Cellist lends Strauss Sonata and song transcriptions an almost operatic voice
The Strad Issue: July 2020
Description: Cellist lends Strauss Sonata and song transcriptions an almost operatic voice
Musicians: Raphaela Gromes (cello) Julian Riem (piano)
Works: Strauss: Cello Sonata in F major – first version (1881); second final version (1883); Zueignung; Die Nacht; Du meines Herzens Krönelein; Ach Lieb, ich muss nun scheiden; Cäcilie; Morgen!; Der Rosenkavalier Waltz Suite (arr. Julian Riem)
Catalogue Number: SONY 19439718832
The first version of Richard Strauss’s F major Cello Sonata was written for a competition hosted by the prestigious journal Neue Zeitschrift für Musik and on the evidence of the first movement, I was surprised it didn’t win. From the opening notes, it boasts the same striking ideas as the later version, and similar harmonies. In short, the freshness, joie de vivre and energy are captivating. However, the second and third movements, although pleasant enough, are much weaker than in the final version. What they miss are his characteristically distinctive soaring melodies and harmonic twists. The second version, written two years later, retains and develops the original first movement (he knew when an idea was good) but eschews these weaker movements and replaces them with the brooding and intense Andante and the joyous Finale.

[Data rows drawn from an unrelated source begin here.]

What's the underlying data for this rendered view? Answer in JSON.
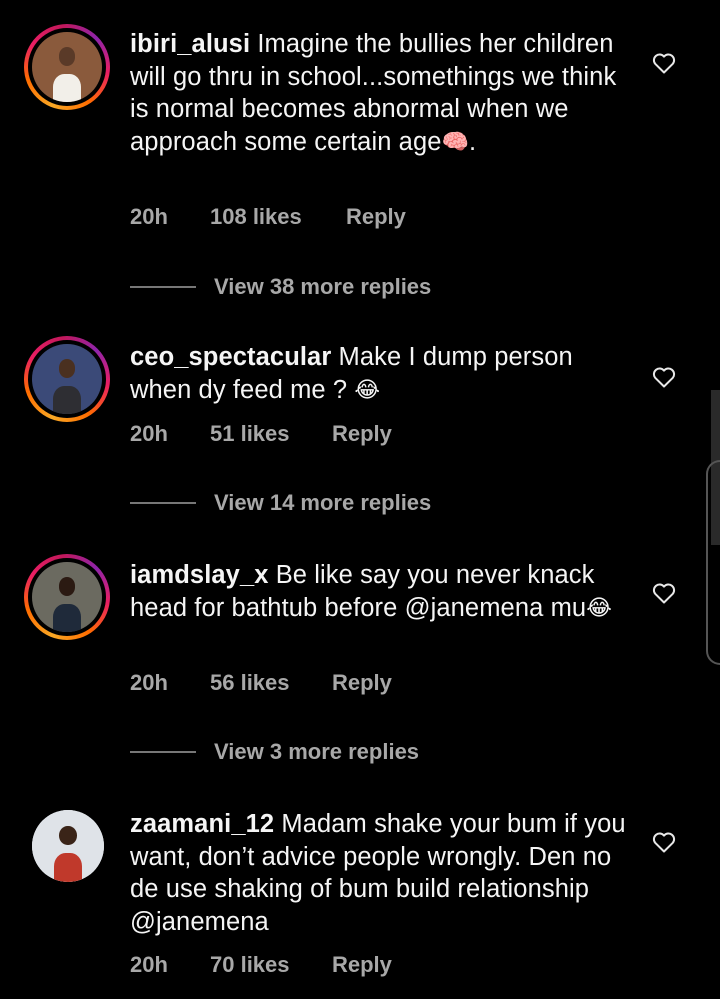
{
  "comments": [
    {
      "username": "ibiri_alusi",
      "text": " Imagine the bullies her children will go thru in school...somethings we think is normal becomes abnormal when we approach some certain age",
      "emoji": "🧠",
      "text_end": ".",
      "time": "20h",
      "likes": "108 likes",
      "reply": "Reply",
      "view_replies": "View 38 more replies",
      "icon": "heart-outline-icon"
    },
    {
      "username": "ceo_spectacular",
      "text": " Make I dump person when dy feed me ? ",
      "emoji": "😂",
      "text_end": "",
      "time": "20h",
      "likes": "51 likes",
      "reply": "Reply",
      "view_replies": "View 14 more replies",
      "icon": "heart-outline-icon"
    },
    {
      "username": "iamdslay_x",
      "text": " Be like say you never knack head for bathtub before @janemena mu",
      "emoji": "😂",
      "text_end": "",
      "time": "20h",
      "likes": "56 likes",
      "reply": "Reply",
      "view_replies": "View 3 more replies",
      "icon": "heart-outline-icon"
    },
    {
      "username": "zaamani_12",
      "text": " Madam shake your bum if you want, don’t advice people wrongly. Den no de use shaking of bum build relationship @janemena",
      "emoji": "",
      "text_end": "",
      "time": "20h",
      "likes": "70 likes",
      "reply": "Reply",
      "icon": "heart-outline-icon"
    }
  ],
  "colors": {
    "background": "#000000",
    "text": "#f5f5f5",
    "meta": "#a8a8a8"
  }
}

Raphaela Gromes is impressively eloquent on her 1885 Vuillaume cello in both versions, allowing the higher registers to really sing, almost operatically. She is instinctively partnered by Julian Riem, who also arranged the very brilliant Rosenkavalier Waltz Suite. This dances along with fin de siècle grace and the fingerprint sky-high melodic leaps.
As Strauss was renowned not only as an opera composer but equally for Lieder, it is fitting that this warmly recorded disc also features some of his most melodious contributions to the genre. Naturally the near-vocal qualities of the cello suit this music admirably, in particular bringing new depth to Zueignung and Morgen!